OxBlog

Thursday, July 22, 2004

# Posted 6:26 AM by Patrick Belton  

NEW OXBLOG FEATURE FOR THE CONVENTION: So this afternoon, I'll be taking off for a couple of blissful days in New York, involving seeing friends, having roast beef at Katz's and Mexican in Spanish Harlem, and napping with a few friends in Central Park (during the day, that is). It's the best city in the world, and I've missed it. I'll also be filming an interview, it looks like, with CNN to debate a yet-to-be-named blog sceptic at the Kennedy School of Government, and I'll let our readers know when that appears, in case any of you might be interested. I'll then reappear in Boston Sunday night, in time to host blogger's drinks (at The Field, in central Cambridge, at 7ish...)

More to the point, though, I've been able to give some thought to the way we'll be covering the Democratic convention. I don't see electronic media emerging as a competitor for broadcast and print journalism, but rather to complement them by doing things they're not by nature well suited to do. Blogs, for instance, don't share the word limits of print press or the time limits of network news. We're free to write as long as we feel is warranted by an interesting turn on events; or to say that nothing at all interesting happened that day. This is partially the result of the prose style, and partially the bliss of writing in a largely amateur medium.

One feature that I'd like to introduce here is something called roughly 'you ask the questions'. This is partly an admitted attempt to shovel off work onto our readers, partly one to take advantage of all the really quite extraordinary expertise of our readership, and partly also to try something that this prose style is conduicive toward - it's easier to ask readers to suggest questions for our interviewees when they're reading us at their computer, after all. Compared with calling in to C-span or writing the New York Times's ombudsperson, an aspect of interactivity is simply built into blogs, because unlike the last two media, the internet is naturally a two-way medium of communication.

So on here, I'll let our readers know which people we're going to be interviewing and when, and then during the interview, I'll pose the questions that we've received from our readers. The DLC and PPI have been quite nice to us in extending a large number of interviews with their principal staff; we'll also be conducting interviews with people in the Kerry foreign policy circle, and with members and staff from the foreign policy and national security committees of Congress.
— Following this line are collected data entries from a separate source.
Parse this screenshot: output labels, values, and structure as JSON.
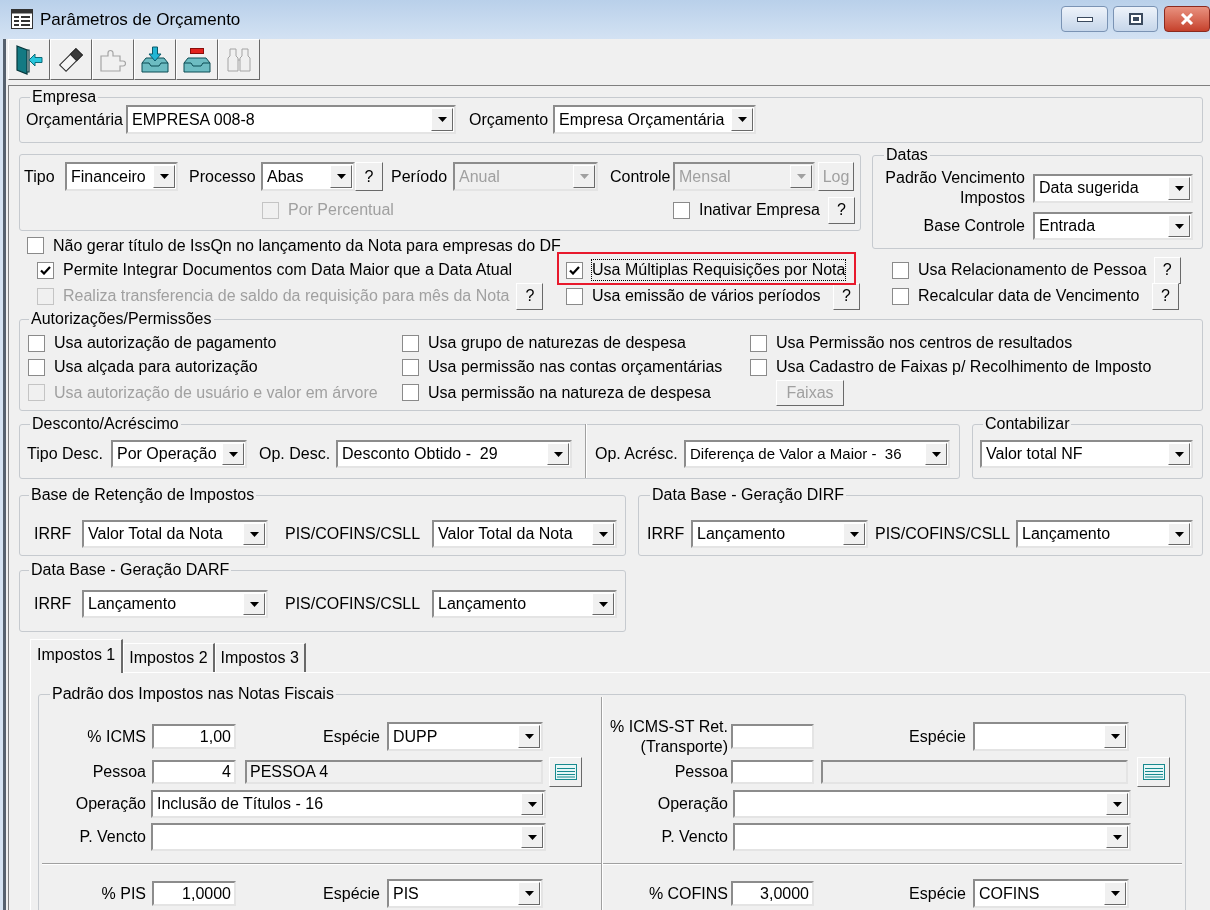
{
  "window": {
    "title": "Parâmetros de Orçamento"
  },
  "toolbar": [
    {
      "disabled": false
    },
    {
      "disabled": false
    },
    {
      "disabled": true
    },
    {
      "disabled": false
    },
    {
      "disabled": false
    },
    {
      "disabled": true
    }
  ],
  "empresa": {
    "title": "Empresa",
    "orcamentaria": {
      "label": "Orçamentária",
      "value": "EMPRESA 008-8"
    },
    "orcamento": {
      "label": "Orçamento",
      "value": "Empresa Orçamentária"
    }
  },
  "geral": {
    "tipo": {
      "label": "Tipo",
      "value": "Financeiro",
      "disabled": false
    },
    "processo": {
      "label": "Processo",
      "value": "Abas",
      "disabled": false,
      "help": "?"
    },
    "periodo": {
      "label": "Período",
      "value": "Anual",
      "disabled": true
    },
    "controle": {
      "label": "Controle",
      "value": "Mensal",
      "disabled": true
    },
    "log_button": {
      "label": "Log",
      "disabled": true
    },
    "por_percentual": {
      "label": "Por Percentual",
      "checked": false,
      "disabled": true
    },
    "inativar_empresa": {
      "label": "Inativar Empresa",
      "checked": false,
      "disabled": false,
      "help": "?"
    }
  },
  "datas": {
    "title": "Datas",
    "fields": [
      {
        "label": "Padrão Vencimento Impostos",
        "value": "Data sugerida"
      },
      {
        "label": "Base Controle",
        "value": "Entrada"
      }
    ]
  },
  "options": [
    [
      {
        "label": "Não gerar título de IssQn no lançamento da Nota para empresas do DF",
        "checked": false,
        "disabled": false,
        "focused": false,
        "highlighted": false
      }
    ],
    [
      {
        "label": "Permite Integrar Documentos com Data Maior que a Data Atual",
        "checked": true,
        "disabled": false,
        "focused": false,
        "highlighted": false
      },
      {
        "label": "Usa Múltiplas Requisições por Nota",
        "checked": true,
        "disabled": false,
        "focused": true,
        "highlighted": true
      },
      {
        "label": "Usa Relacionamento de Pessoa",
        "checked": false,
        "disabled": false,
        "focused": false,
        "highlighted": false,
        "help": "?"
      }
    ],
    [
      {
        "label": "Realiza transferencia de saldo da requisição para mês da Nota",
        "checked": false,
        "disabled": true,
        "focused": false,
        "highlighted": false,
        "help": "?"
      },
      {
        "label": "Usa emissão de vários períodos",
        "checked": false,
        "disabled": false,
        "focused": false,
        "highlighted": false,
        "help": "?"
      },
      {
        "label": "Recalcular data de Vencimento",
        "checked": false,
        "disabled": false,
        "focused": false,
        "highlighted": false,
        "help": "?"
      }
    ]
  ],
  "autorizacoes": {
    "title": "Autorizações/Permissões",
    "columns": [
      [
        {
          "kind": "checkbox",
          "label": "Usa autorização de pagamento",
          "checked": false,
          "disabled": false
        },
        {
          "kind": "checkbox",
          "label": "Usa alçada para autorização",
          "checked": false,
          "disabled": false
        },
        {
          "kind": "checkbox",
          "label": "Usa autorização de usuário e valor em árvore",
          "checked": false,
          "disabled": true
        }
      ],
      [
        {
          "kind": "checkbox",
          "label": "Usa grupo de naturezas de despesa",
          "checked": false,
          "disabled": false
        },
        {
          "kind": "checkbox",
          "label": "Usa permissão nas contas orçamentárias",
          "checked": false,
          "disabled": false
        },
        {
          "kind": "checkbox",
          "label": "Usa permissão na natureza de despesa",
          "checked": false,
          "disabled": false
        }
      ],
      [
        {
          "kind": "checkbox",
          "label": "Usa Permissão nos centros de resultados",
          "checked": false,
          "disabled": false
        },
        {
          "kind": "checkbox",
          "label": "Usa Cadastro de Faixas p/ Recolhimento de Imposto",
          "checked": false,
          "disabled": false
        },
        {
          "kind": "button",
          "label": "Faixas",
          "disabled": true
        }
      ]
    ]
  },
  "desconto": {
    "title": "Desconto/Acréscimo",
    "fields": [
      {
        "label": "Tipo Desc.",
        "value": "Por Operação"
      },
      {
        "label": "Op. Desc.",
        "value": "Desconto Obtido -  29"
      },
      {
        "label": "Op. Acrésc.",
        "value": "Diferença de Valor a Maior -  36"
      }
    ]
  },
  "contabilizar": {
    "title": "Contabilizar",
    "value": "Valor total NF"
  },
  "base_retencao": {
    "title": "Base de Retenção de Impostos",
    "fields": [
      {
        "label": "IRRF",
        "value": "Valor Total da Nota"
      },
      {
        "label": "PIS/COFINS/CSLL",
        "value": "Valor Total da Nota"
      }
    ]
  },
  "dirf": {
    "title": "Data Base - Geração DIRF",
    "fields": [
      {
        "label": "IRRF",
        "value": "Lançamento"
      },
      {
        "label": "PIS/COFINS/CSLL",
        "value": "Lançamento"
      }
    ]
  },
  "darf": {
    "title": "Data Base - Geração DARF",
    "fields": [
      {
        "label": "IRRF",
        "value": "Lançamento"
      },
      {
        "label": "PIS/COFINS/CSLL",
        "value": "Lançamento"
      }
    ]
  },
  "tabs": [
    {
      "label": "Impostos 1",
      "selected": true
    },
    {
      "label": "Impostos 2",
      "selected": false
    },
    {
      "label": "Impostos 3",
      "selected": false
    }
  ],
  "impostos": {
    "title": "Padrão dos Impostos nas Notas Fiscais",
    "rows": [
      [
        {
          "rate": {
            "label": "% ICMS",
            "value": "1,00"
          },
          "especie": {
            "label": "Espécie",
            "value": "DUPP"
          },
          "pessoa": {
            "label": "Pessoa",
            "code": "4",
            "name": "PESSOA 4"
          },
          "operacao": {
            "label": "Operação",
            "value": "Inclusão de Títulos - 16"
          },
          "vencimento": {
            "label": "P. Vencto"
          }
        },
        {
          "rate": {
            "label": "% ICMS-ST Ret.(Transporte)"
          },
          "especie": {
            "label": "Espécie"
          },
          "pessoa": {
            "label": "Pessoa"
          },
          "operacao": {
            "label": "Operação"
          },
          "vencimento": {
            "label": "P. Vencto"
          }
        }
      ],
      [
        {
          "rate": {
            "label": "% PIS",
            "value": "1,0000"
          },
          "especie": {
            "label": "Espécie",
            "value": "PIS"
          }
        },
        {
          "rate": {
            "label": "% COFINS",
            "value": "3,0000"
          },
          "especie": {
            "label": "Espécie",
            "value": "COFINS"
          }
        }
      ]
    ]
  }
}
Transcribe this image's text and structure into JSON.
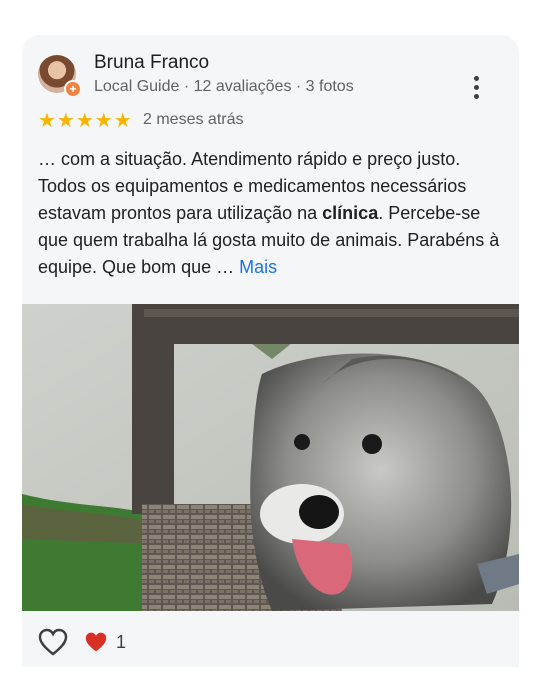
{
  "review": {
    "author": "Bruna Franco",
    "author_meta": "Local Guide · 12 avaliações · 3 fotos",
    "stars": "★★★★★",
    "rating": 5,
    "time_ago": "2 meses atrás",
    "text_part1": "… com a situação. Atendimento rápido e preço justo. Todos os equipamentos e medicamentos necessários estavam prontos para utilização na ",
    "text_bold": "clínica",
    "text_part2": ". Percebe-se que quem trabalha lá gosta muito de animais. Parabéns à equipe. Que bom que … ",
    "more_label": "Mais"
  },
  "reactions": {
    "like_count": "1"
  },
  "colors": {
    "star": "#f9b400",
    "link": "#1a73e8",
    "heart": "#d93025",
    "card_bg": "#f4f6f8"
  }
}
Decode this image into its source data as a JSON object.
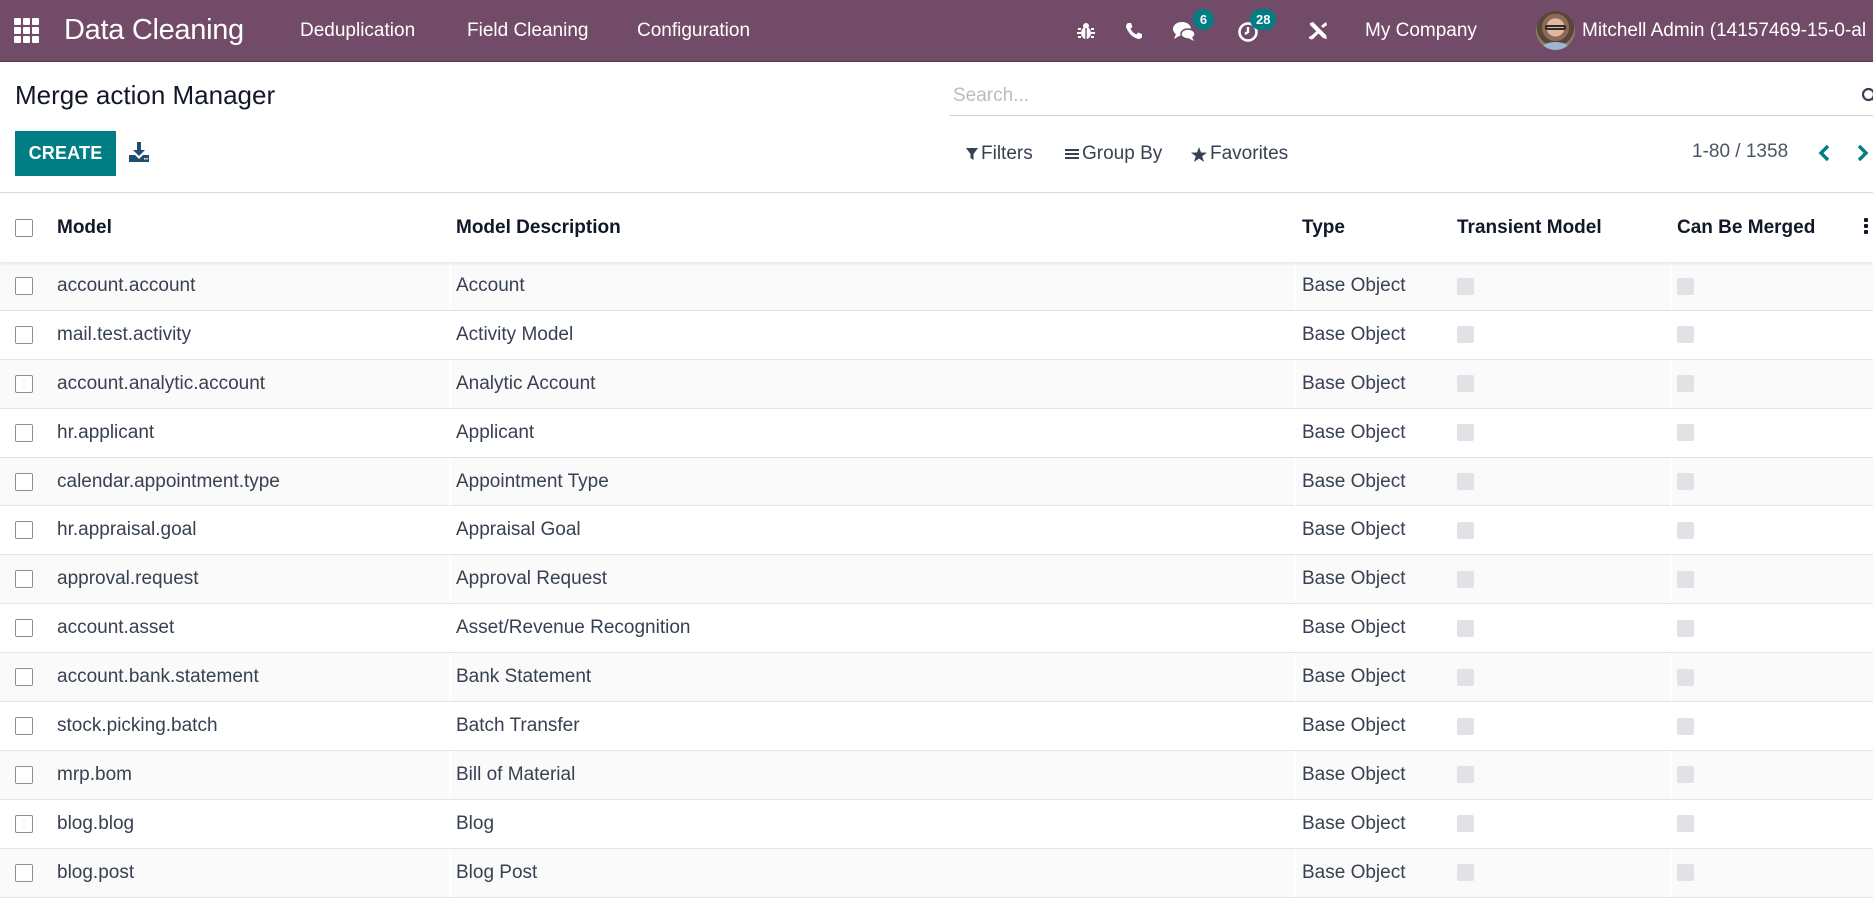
{
  "navbar": {
    "app_title": "Data Cleaning",
    "menu": [
      {
        "label": "Deduplication"
      },
      {
        "label": "Field Cleaning"
      },
      {
        "label": "Configuration"
      }
    ],
    "systray": {
      "icons": [
        "bug-icon",
        "phone-icon",
        "chat-icon",
        "activity-clock-icon",
        "tools-icon"
      ],
      "messages_badge": "6",
      "activities_badge": "28",
      "company": "My Company",
      "user_name": "Mitchell Admin (14157469-15-0-al"
    },
    "colors": {
      "navbar_bg": "#714b67",
      "badge_bg": "#017e84"
    }
  },
  "control_panel": {
    "title": "Merge action Manager",
    "search_placeholder": "Search...",
    "create_label": "CREATE",
    "filters_label": "Filters",
    "group_by_label": "Group By",
    "favorites_label": "Favorites",
    "pager_value": "1-80 / 1358",
    "colors": {
      "primary": "#017e84"
    }
  },
  "table": {
    "columns": [
      "Model",
      "Model Description",
      "Type",
      "Transient Model",
      "Can Be Merged"
    ],
    "rows": [
      {
        "model": "account.account",
        "description": "Account",
        "type": "Base Object",
        "transient": false,
        "can_merge": false
      },
      {
        "model": "mail.test.activity",
        "description": "Activity Model",
        "type": "Base Object",
        "transient": false,
        "can_merge": false
      },
      {
        "model": "account.analytic.account",
        "description": "Analytic Account",
        "type": "Base Object",
        "transient": false,
        "can_merge": false
      },
      {
        "model": "hr.applicant",
        "description": "Applicant",
        "type": "Base Object",
        "transient": false,
        "can_merge": false
      },
      {
        "model": "calendar.appointment.type",
        "description": "Appointment Type",
        "type": "Base Object",
        "transient": false,
        "can_merge": false
      },
      {
        "model": "hr.appraisal.goal",
        "description": "Appraisal Goal",
        "type": "Base Object",
        "transient": false,
        "can_merge": false
      },
      {
        "model": "approval.request",
        "description": "Approval Request",
        "type": "Base Object",
        "transient": false,
        "can_merge": false
      },
      {
        "model": "account.asset",
        "description": "Asset/Revenue Recognition",
        "type": "Base Object",
        "transient": false,
        "can_merge": false
      },
      {
        "model": "account.bank.statement",
        "description": "Bank Statement",
        "type": "Base Object",
        "transient": false,
        "can_merge": false
      },
      {
        "model": "stock.picking.batch",
        "description": "Batch Transfer",
        "type": "Base Object",
        "transient": false,
        "can_merge": false
      },
      {
        "model": "mrp.bom",
        "description": "Bill of Material",
        "type": "Base Object",
        "transient": false,
        "can_merge": false
      },
      {
        "model": "blog.blog",
        "description": "Blog",
        "type": "Base Object",
        "transient": false,
        "can_merge": false
      },
      {
        "model": "blog.post",
        "description": "Blog Post",
        "type": "Base Object",
        "transient": false,
        "can_merge": false
      }
    ]
  }
}
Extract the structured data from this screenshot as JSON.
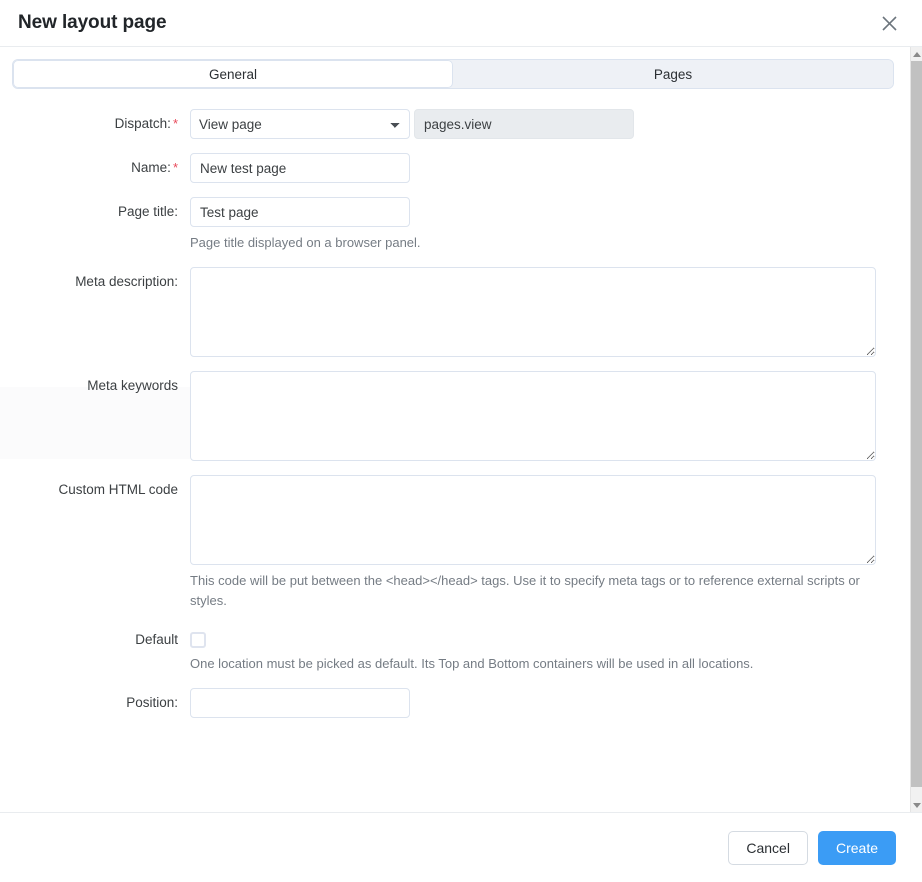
{
  "dialog": {
    "title": "New layout page",
    "close_icon": "close-icon"
  },
  "tabs": [
    {
      "label": "General",
      "active": true
    },
    {
      "label": "Pages",
      "active": false
    }
  ],
  "form": {
    "dispatch": {
      "label": "Dispatch:",
      "required_marker": "*",
      "selected": "View page",
      "options": [
        "View page"
      ],
      "readonly_value": "pages.view"
    },
    "name": {
      "label": "Name:",
      "required_marker": "*",
      "value": "New test page"
    },
    "page_title": {
      "label": "Page title:",
      "value": "Test page",
      "help": "Page title displayed on a browser panel."
    },
    "meta_description": {
      "label": "Meta description:",
      "value": ""
    },
    "meta_keywords": {
      "label": "Meta keywords",
      "value": ""
    },
    "custom_html": {
      "label": "Custom HTML code",
      "value": "",
      "help": "This code will be put between the <head></head> tags. Use it to specify meta tags or to reference external scripts or styles."
    },
    "default": {
      "label": "Default",
      "checked": false,
      "help": "One location must be picked as default. Its Top and Bottom containers will be used in all locations."
    },
    "position": {
      "label": "Position:",
      "value": ""
    }
  },
  "footer": {
    "cancel_label": "Cancel",
    "create_label": "Create",
    "create_color": "#3b9cf5"
  },
  "scrollbar": {
    "up_icon": "chevron-up-icon",
    "down_icon": "chevron-down-icon"
  }
}
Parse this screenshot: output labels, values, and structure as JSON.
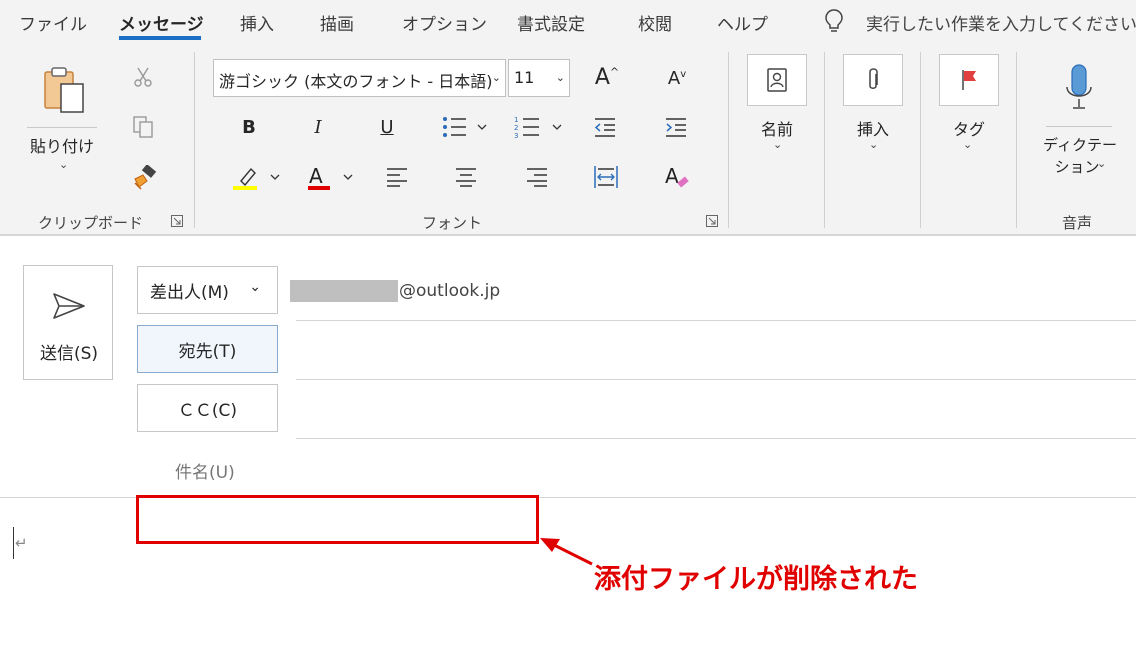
{
  "menu": {
    "tabs": [
      {
        "label": "ファイル"
      },
      {
        "label": "メッセージ"
      },
      {
        "label": "挿入"
      },
      {
        "label": "描画"
      },
      {
        "label": "オプション"
      },
      {
        "label": "書式設定"
      },
      {
        "label": "校閲"
      },
      {
        "label": "ヘルプ"
      }
    ],
    "active_tab": "メッセージ",
    "tell_me": "実行したい作業を入力してください"
  },
  "ribbon": {
    "clipboard": {
      "label": "クリップボード",
      "paste_label": "貼り付け",
      "icons": [
        "clipboard-paste-icon",
        "scissors-icon",
        "copy-icon",
        "format-painter-icon"
      ]
    },
    "font": {
      "label": "フォント",
      "font_name": "游ゴシック (本文のフォント - 日本語)",
      "font_size": "11",
      "bold": "B",
      "italic": "I",
      "underline": "U",
      "highlight_color": "#ffff00",
      "font_color": "#e00000"
    },
    "names": {
      "label": "名前"
    },
    "insert": {
      "label": "挿入"
    },
    "tags": {
      "label": "タグ"
    },
    "voice": {
      "label": "音声",
      "dictate_line1": "ディクテー",
      "dictate_line2": "ション"
    }
  },
  "compose": {
    "send_label": "送信(S)",
    "from_label": "差出人(M)",
    "from_address": "@outlook.jp",
    "to_label": "宛先(T)",
    "cc_label": "ＣＣ(C)",
    "subject_label": "件名(U)",
    "body_mark": "↵"
  },
  "annotation": {
    "callout": "添付ファイルが削除された",
    "color": "#e00000"
  }
}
I think this way of drawing on our readers to shape our coverage is rather democratic; and that in turn gets us back full circle to the convention. The conventions of both parties, and resembling in this respect both chambers of Congress, have principally evolved since 1976 as spectacles oriented toward televised consumption. The symbiosis has been less than mutually beneficial to each of the two species, though, with television decreasing its coverage markedly since 1976, when gavel-to-gavel coverage ended for all networks with the exception of ABC (which had ended its four years before), and more so in each convention thereafter. From the perspective of the media, particularly broadcast media, coverage is quite limited - NBC, for instance, will broadcasting only three hours from this year's convention, mostly to be taken up by the grand speeches and the roll call of the states; but from the perspective of the convention, it is still organised toward generating images on television which will sway voters to vote for the party's candidate. There's less substance, conveniently just as there's less room to catch it up in.

But there remain nonetheless those peculiarly political aspects of conventions that have in recent years been overtaken by the convention-as-spectacle elements, which a subversive medium like the blogosphere can seek to recover and reinvigorate. To film a declining few minutes of 'roll call of the states' footage, the parties have gone to the trouble of gathering representatives of every faction, region, and personality orbit within the party together in one place. So a blog-writer may as well take the opportunity to go and speak with them all.

The Democratic Party is, at the moment, a remarkably heterogeneous assembly, with Clintonites, Kennedyites, Deaniacs, and all the other personalized neologisms spinning around their respective charismatic centers. Blogs such us ours will be looking forward to spending more time speaking with people within each of those orbits - to inspect how the world looks from their perspective, what trends and trajectories may be important for their inhabitants, and which developments in their orbit they believe are underreported in the print and broadcast media.

And writing as an amateur and the equal of the person who is the subject of our journalistic gaze that moment will, I think, compel us to relate to the delegates we cover as individuals, with respect and humility, and without film crews hovering over our shoulders - or, still worse, the journalistic impulse to treat them as 'cute', with their profligacy of buttons. Personally, I'm very much looking forward to the opportunity.